We are gamers, and for better or worse we have inherited this industry. I genuinely believe those who don’t get it will eventually fall by the wayside, whereas those who do will prosper — and it’s something you can’t fake. There is nothing wrong with making windshield wipers, but I feel it’s more about whose interests a company has in mind: do they follow the money, or do they follow their bliss? There is always a tension between creative endeavor and bottom-line profitability, particularly in a publicly-traded company, but without that core gaming enthusiasm, the industry doom itself to creative drought.

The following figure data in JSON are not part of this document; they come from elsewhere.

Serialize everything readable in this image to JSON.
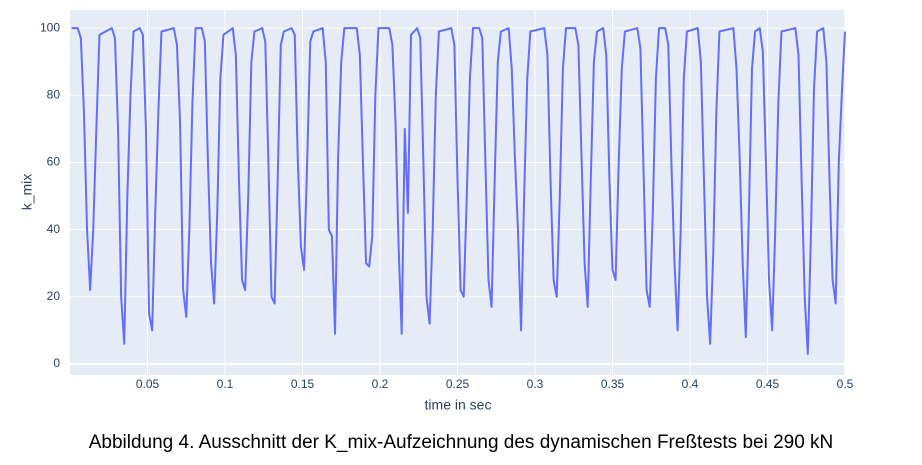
{
  "chart_data": {
    "type": "line",
    "caption": "Abbildung 4. Ausschnitt der K_mix-Aufzeichnung des dynamischen Freßtests bei 290 kN",
    "x_label": "time in sec",
    "y_label": "k_mix",
    "color": "#636efa",
    "grid": true,
    "xlim": [
      0,
      0.5
    ],
    "ylim": [
      -3.3,
      105.4
    ],
    "xticks": [
      0.05,
      0.1,
      0.15,
      0.2,
      0.25,
      0.3,
      0.35,
      0.4,
      0.45,
      0.5
    ],
    "yticks": [
      0,
      20,
      40,
      60,
      80,
      100
    ],
    "x": [
      0.001,
      0.003,
      0.005,
      0.007,
      0.009,
      0.011,
      0.013,
      0.015,
      0.017,
      0.019,
      0.027,
      0.029,
      0.031,
      0.033,
      0.035,
      0.037,
      0.039,
      0.041,
      0.045,
      0.047,
      0.049,
      0.051,
      0.053,
      0.055,
      0.057,
      0.059,
      0.067,
      0.069,
      0.071,
      0.073,
      0.075,
      0.077,
      0.079,
      0.081,
      0.085,
      0.087,
      0.089,
      0.091,
      0.093,
      0.095,
      0.097,
      0.099,
      0.105,
      0.107,
      0.109,
      0.111,
      0.113,
      0.115,
      0.117,
      0.119,
      0.124,
      0.126,
      0.128,
      0.13,
      0.132,
      0.134,
      0.136,
      0.138,
      0.143,
      0.145,
      0.147,
      0.149,
      0.151,
      0.153,
      0.155,
      0.157,
      0.163,
      0.165,
      0.167,
      0.169,
      0.171,
      0.173,
      0.175,
      0.177,
      0.185,
      0.187,
      0.189,
      0.191,
      0.193,
      0.195,
      0.197,
      0.199,
      0.206,
      0.208,
      0.21,
      0.212,
      0.214,
      0.216,
      0.218,
      0.22,
      0.224,
      0.226,
      0.228,
      0.23,
      0.232,
      0.234,
      0.236,
      0.238,
      0.246,
      0.248,
      0.25,
      0.252,
      0.254,
      0.256,
      0.258,
      0.26,
      0.264,
      0.266,
      0.268,
      0.27,
      0.272,
      0.274,
      0.276,
      0.278,
      0.283,
      0.285,
      0.287,
      0.289,
      0.291,
      0.293,
      0.295,
      0.297,
      0.306,
      0.308,
      0.31,
      0.312,
      0.314,
      0.316,
      0.318,
      0.32,
      0.326,
      0.328,
      0.33,
      0.332,
      0.334,
      0.336,
      0.338,
      0.34,
      0.344,
      0.346,
      0.348,
      0.35,
      0.352,
      0.354,
      0.356,
      0.358,
      0.366,
      0.368,
      0.37,
      0.372,
      0.374,
      0.376,
      0.378,
      0.38,
      0.384,
      0.386,
      0.388,
      0.39,
      0.392,
      0.394,
      0.396,
      0.398,
      0.405,
      0.407,
      0.409,
      0.411,
      0.413,
      0.415,
      0.417,
      0.419,
      0.428,
      0.43,
      0.432,
      0.434,
      0.436,
      0.438,
      0.44,
      0.442,
      0.445,
      0.447,
      0.449,
      0.451,
      0.453,
      0.455,
      0.457,
      0.459,
      0.468,
      0.47,
      0.472,
      0.474,
      0.476,
      0.478,
      0.48,
      0.482,
      0.486,
      0.488,
      0.49,
      0.492,
      0.494,
      0.496,
      0.498,
      0.5
    ],
    "values": [
      100,
      100,
      100,
      97,
      75,
      40,
      22,
      40,
      70,
      98,
      100,
      97,
      70,
      20,
      6,
      50,
      80,
      99,
      100,
      98,
      70,
      15,
      10,
      45,
      75,
      99,
      100,
      95,
      72,
      22,
      14,
      40,
      78,
      100,
      100,
      96,
      60,
      30,
      18,
      45,
      85,
      98,
      100,
      92,
      55,
      25,
      22,
      50,
      90,
      99,
      100,
      96,
      60,
      20,
      18,
      55,
      95,
      99,
      100,
      98,
      60,
      35,
      28,
      60,
      96,
      99,
      100,
      90,
      40,
      38,
      9,
      62,
      90,
      100,
      100,
      92,
      60,
      30,
      29,
      38,
      80,
      100,
      100,
      95,
      72,
      35,
      9,
      70,
      45,
      98,
      100,
      97,
      60,
      20,
      12,
      40,
      80,
      99,
      100,
      95,
      55,
      22,
      20,
      50,
      85,
      100,
      100,
      97,
      60,
      25,
      17,
      55,
      90,
      99,
      100,
      88,
      62,
      40,
      10,
      50,
      85,
      99,
      100,
      92,
      55,
      25,
      20,
      50,
      88,
      100,
      100,
      95,
      62,
      30,
      17,
      55,
      90,
      99,
      100,
      92,
      55,
      28,
      25,
      60,
      88,
      99,
      100,
      94,
      58,
      22,
      17,
      45,
      85,
      100,
      100,
      95,
      60,
      30,
      10,
      40,
      85,
      99,
      100,
      90,
      55,
      20,
      6,
      33,
      75,
      99,
      100,
      88,
      62,
      30,
      8,
      45,
      88,
      99,
      100,
      93,
      60,
      25,
      10,
      40,
      78,
      99,
      100,
      92,
      55,
      20,
      3,
      38,
      82,
      99,
      100,
      90,
      55,
      25,
      18,
      60,
      81,
      99
    ]
  }
}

Mr. Raines, over at GameStop, once admitted in an interview — somewhat apologetically — that he sometimes likes to actually play a video game, just to see what is happening in the industry. We gamers are honored, sir, but might suggest the winds of change are blowing — and you might want to leave this to us and go back to selling nails and windshield wipers.
Share
Tweet |
Definitely looking forward to the full version of The Hat Man: Shadow Ward. I’m right on that pre-alpha list with you. And yes, its i portant for game developers to be gamers. Why? Because we know how we want a game to play and feel and may dip into our vast experience with other games to try and achieve the type of game play we are putting togeteher or trying to combine with other game play aspects. Games inspire game designs. While we may come up with unique ways of representing theose ideas, big or small, looking at solutions from the past can help shape the future if the elements are combined properly. Its exciting even when you finish coding something small that gives you feedback like simply making a character walk with the press of the d-pad or getting an animation to cycle properly. Even small things are exciting because the lead to bigger things down the road. Knowing that you were able to take a series of drawings, bring them to life and hand control over to a player is very satisfying. While gamers spend time solving our puzzles, we spend time uncovering the mysteries on how to create them and make them function properly. If we were not gamers ourselves, then why would we truly care about things like this? We play games to make games and we make games to play games. And when we are finished making our games, we also look forward to playing other developers games as well. Nothing is more satisfying than discovering the mysteries hidden within another persons world. Fast paced fun or thought provoking riddles, there is something for everyone when we have an understanding of what we are creating.
All I can say about all of this is….Agreed!! I wouldn’t want my local grocery store to try and grow the food they sell would I? It is no different here, you have to know the bones of it to appreciate what can be built and you have to have a love for gaming to understand where the flaws are and work to fix them and make the industry better for the trying. Nice read as always Ted.